In other words, he has no real reason to trust anything he believes, including his own atheism. Either one accepts logic is grounded in something outside the universe’s limitations and human subjectivity or not. Every law we’ve ever known comes from a lawgiver. That’s what all our experience shows us, but more importantly it’s what the Bible reveals. Whether we’re discussing physical laws or laws of logic, we must follow the evidence where it leads—straight to the eternal Mind who authored both the universe and the logic we use to understand it.
The trouble with atheists is not that they disbelieve the Truth, it’s that they will believe anything! “No one is so thoroughly superstitious as the godless man,” said Harriet Beecher Stowe.A man may claim atheism is true, but he can’t lean on reason to prove it. In the end, atheism must be taken on blind faith—because it destroys the very tools needed to prove itself.
Atheism cannot explain the origin of the laws of logic or our ability to reason because they rule out immaterial realities from the get-go. Logic is spaceless, timeless, and unchanging because it originates with the Creator.

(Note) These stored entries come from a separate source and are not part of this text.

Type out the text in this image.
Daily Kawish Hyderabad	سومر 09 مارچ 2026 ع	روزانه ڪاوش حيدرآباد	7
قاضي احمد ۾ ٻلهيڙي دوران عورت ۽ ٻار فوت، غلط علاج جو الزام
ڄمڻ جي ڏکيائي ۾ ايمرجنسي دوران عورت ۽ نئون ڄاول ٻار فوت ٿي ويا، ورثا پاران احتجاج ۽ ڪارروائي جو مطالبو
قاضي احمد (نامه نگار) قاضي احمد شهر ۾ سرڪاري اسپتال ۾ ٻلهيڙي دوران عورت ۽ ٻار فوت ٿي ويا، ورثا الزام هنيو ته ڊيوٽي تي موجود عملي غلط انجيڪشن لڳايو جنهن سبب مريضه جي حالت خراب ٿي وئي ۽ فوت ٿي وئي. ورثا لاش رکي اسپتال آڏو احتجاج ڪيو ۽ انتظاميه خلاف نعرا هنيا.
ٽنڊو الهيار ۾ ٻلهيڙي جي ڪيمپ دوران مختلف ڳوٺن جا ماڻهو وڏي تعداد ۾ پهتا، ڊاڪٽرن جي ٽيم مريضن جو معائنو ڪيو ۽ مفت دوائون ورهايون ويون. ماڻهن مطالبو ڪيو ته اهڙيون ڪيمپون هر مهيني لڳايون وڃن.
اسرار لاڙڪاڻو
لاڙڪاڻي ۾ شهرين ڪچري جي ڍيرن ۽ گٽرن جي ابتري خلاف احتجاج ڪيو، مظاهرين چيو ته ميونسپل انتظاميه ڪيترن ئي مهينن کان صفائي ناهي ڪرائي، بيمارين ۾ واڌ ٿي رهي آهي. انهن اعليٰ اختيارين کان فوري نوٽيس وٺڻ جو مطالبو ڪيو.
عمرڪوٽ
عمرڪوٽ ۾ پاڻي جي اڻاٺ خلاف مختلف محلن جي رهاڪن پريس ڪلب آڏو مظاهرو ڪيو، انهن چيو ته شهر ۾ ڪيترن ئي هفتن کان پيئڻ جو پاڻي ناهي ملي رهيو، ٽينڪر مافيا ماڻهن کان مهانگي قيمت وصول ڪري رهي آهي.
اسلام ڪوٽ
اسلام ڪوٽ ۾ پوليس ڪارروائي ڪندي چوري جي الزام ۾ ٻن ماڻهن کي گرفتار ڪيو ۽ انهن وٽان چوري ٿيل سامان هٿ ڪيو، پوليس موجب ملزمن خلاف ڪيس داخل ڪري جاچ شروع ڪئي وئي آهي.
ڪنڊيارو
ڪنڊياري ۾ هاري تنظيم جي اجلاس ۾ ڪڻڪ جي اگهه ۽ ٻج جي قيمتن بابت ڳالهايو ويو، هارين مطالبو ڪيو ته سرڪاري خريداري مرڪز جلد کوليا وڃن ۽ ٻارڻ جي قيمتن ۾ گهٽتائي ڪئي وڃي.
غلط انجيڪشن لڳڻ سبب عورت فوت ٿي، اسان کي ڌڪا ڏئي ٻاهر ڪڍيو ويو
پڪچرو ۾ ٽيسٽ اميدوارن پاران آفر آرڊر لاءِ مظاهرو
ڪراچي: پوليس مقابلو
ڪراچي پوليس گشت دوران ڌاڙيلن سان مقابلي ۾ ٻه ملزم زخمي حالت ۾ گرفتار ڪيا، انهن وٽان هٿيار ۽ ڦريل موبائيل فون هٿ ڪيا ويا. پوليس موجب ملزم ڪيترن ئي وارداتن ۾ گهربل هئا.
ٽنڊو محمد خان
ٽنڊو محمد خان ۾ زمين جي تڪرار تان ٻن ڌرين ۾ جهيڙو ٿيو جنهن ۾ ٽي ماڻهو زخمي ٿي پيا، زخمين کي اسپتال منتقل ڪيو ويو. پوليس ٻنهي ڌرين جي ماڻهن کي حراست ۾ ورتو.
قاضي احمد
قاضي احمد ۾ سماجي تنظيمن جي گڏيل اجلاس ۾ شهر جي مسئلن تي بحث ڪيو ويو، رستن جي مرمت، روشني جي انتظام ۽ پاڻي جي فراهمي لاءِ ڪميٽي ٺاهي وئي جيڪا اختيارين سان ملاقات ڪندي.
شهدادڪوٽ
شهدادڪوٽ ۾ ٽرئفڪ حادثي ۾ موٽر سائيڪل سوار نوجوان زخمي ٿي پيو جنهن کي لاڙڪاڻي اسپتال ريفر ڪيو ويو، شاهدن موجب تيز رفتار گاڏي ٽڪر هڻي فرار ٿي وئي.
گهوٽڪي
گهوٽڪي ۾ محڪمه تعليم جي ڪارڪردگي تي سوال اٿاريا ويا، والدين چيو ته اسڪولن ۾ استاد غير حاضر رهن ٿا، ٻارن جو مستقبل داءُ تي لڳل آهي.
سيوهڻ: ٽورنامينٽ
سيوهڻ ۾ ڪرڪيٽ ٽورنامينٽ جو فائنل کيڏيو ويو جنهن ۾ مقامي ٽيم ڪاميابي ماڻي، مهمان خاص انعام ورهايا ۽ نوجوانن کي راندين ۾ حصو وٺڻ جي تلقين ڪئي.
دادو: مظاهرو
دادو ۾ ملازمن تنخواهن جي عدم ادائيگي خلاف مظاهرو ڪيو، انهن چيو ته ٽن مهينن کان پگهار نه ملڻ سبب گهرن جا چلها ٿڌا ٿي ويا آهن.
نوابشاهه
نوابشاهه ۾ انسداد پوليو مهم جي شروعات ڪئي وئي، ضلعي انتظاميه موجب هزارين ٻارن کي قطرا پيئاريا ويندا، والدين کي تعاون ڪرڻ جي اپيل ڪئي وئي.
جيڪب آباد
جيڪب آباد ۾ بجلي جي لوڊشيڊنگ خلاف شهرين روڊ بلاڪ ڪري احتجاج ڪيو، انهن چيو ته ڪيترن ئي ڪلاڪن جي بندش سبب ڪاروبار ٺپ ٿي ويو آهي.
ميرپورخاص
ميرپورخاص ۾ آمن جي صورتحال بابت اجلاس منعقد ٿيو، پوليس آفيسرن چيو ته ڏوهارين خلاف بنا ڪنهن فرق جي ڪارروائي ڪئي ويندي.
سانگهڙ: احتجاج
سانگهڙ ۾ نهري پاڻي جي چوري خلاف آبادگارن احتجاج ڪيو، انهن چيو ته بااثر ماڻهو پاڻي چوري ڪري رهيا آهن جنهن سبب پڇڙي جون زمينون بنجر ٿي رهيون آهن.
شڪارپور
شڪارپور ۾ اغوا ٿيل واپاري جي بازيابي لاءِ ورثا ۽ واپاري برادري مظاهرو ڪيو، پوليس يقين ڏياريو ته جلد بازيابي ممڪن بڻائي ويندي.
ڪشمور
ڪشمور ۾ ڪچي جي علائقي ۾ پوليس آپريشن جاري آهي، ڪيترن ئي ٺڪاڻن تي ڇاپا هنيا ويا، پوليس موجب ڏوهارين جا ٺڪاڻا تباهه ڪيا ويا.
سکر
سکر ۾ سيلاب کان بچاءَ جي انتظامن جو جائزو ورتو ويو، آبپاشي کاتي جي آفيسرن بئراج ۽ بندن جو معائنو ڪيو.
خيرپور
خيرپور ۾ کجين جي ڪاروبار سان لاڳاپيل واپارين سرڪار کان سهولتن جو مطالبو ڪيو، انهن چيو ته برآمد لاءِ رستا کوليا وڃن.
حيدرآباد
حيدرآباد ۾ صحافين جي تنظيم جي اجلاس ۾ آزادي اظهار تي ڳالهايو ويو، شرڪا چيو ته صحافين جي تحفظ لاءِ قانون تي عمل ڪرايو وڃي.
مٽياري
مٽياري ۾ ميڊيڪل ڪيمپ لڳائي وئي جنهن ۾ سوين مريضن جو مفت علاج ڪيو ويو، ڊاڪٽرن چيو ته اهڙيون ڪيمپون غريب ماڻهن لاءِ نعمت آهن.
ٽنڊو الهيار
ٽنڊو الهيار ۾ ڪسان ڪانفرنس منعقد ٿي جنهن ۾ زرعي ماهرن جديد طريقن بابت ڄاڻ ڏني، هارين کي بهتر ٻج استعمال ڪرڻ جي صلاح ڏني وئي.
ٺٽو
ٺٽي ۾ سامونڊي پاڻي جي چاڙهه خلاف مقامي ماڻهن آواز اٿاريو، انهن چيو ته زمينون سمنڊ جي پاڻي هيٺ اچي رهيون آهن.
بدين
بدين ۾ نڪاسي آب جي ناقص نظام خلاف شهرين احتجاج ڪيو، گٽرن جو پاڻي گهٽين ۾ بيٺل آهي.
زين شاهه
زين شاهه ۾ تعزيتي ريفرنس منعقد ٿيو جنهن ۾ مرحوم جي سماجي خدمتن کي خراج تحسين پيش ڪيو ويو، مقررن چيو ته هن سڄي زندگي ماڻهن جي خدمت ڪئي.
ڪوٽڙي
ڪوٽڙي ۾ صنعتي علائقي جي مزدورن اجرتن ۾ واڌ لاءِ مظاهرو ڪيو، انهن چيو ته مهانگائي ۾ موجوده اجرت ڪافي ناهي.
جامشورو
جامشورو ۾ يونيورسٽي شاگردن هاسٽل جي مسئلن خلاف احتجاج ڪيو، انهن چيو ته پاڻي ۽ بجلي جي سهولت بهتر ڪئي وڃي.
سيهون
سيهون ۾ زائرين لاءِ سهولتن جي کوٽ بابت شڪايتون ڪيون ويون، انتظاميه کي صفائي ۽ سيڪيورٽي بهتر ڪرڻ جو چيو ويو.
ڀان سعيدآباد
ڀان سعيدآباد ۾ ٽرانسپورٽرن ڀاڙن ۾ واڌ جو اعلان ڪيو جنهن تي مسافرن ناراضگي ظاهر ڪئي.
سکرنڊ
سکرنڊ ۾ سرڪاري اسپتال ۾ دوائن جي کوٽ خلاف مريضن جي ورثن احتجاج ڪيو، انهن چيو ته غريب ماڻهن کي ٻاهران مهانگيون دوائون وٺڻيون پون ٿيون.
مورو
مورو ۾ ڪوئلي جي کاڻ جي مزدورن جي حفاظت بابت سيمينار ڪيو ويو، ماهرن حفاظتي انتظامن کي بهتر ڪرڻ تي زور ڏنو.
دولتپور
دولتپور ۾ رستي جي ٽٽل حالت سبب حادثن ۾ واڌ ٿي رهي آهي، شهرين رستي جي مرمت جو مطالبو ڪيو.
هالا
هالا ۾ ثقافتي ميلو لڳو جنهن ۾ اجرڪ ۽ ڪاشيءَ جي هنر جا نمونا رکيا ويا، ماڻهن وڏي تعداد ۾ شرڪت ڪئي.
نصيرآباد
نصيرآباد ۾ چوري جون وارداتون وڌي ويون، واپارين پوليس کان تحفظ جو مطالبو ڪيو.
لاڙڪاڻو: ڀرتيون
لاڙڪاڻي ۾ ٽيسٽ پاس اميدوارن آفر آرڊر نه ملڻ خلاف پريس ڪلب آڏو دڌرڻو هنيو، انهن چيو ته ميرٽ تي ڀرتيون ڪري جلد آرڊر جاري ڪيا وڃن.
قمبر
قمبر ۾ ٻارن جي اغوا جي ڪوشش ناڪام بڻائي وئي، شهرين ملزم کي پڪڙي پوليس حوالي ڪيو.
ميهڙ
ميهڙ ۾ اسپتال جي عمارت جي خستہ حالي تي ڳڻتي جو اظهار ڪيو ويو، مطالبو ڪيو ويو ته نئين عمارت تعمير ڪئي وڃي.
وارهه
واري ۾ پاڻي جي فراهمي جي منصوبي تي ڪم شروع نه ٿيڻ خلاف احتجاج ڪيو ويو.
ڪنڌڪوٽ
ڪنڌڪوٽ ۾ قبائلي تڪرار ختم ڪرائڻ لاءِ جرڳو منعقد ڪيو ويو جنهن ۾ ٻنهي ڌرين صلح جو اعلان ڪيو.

To deny God is to deny the very Source who makes reason possible in the first place. Here’s what's even more staggering: this is the same God who manifested Himself as a man to sacrifice Himself for our sins, so that we could be forgiven of our foolishness and deny Him no longer. His invitation still stands: “He who believes and is baptized shall be saved, He who does not believe shall be condemned” (Mk. 16:16).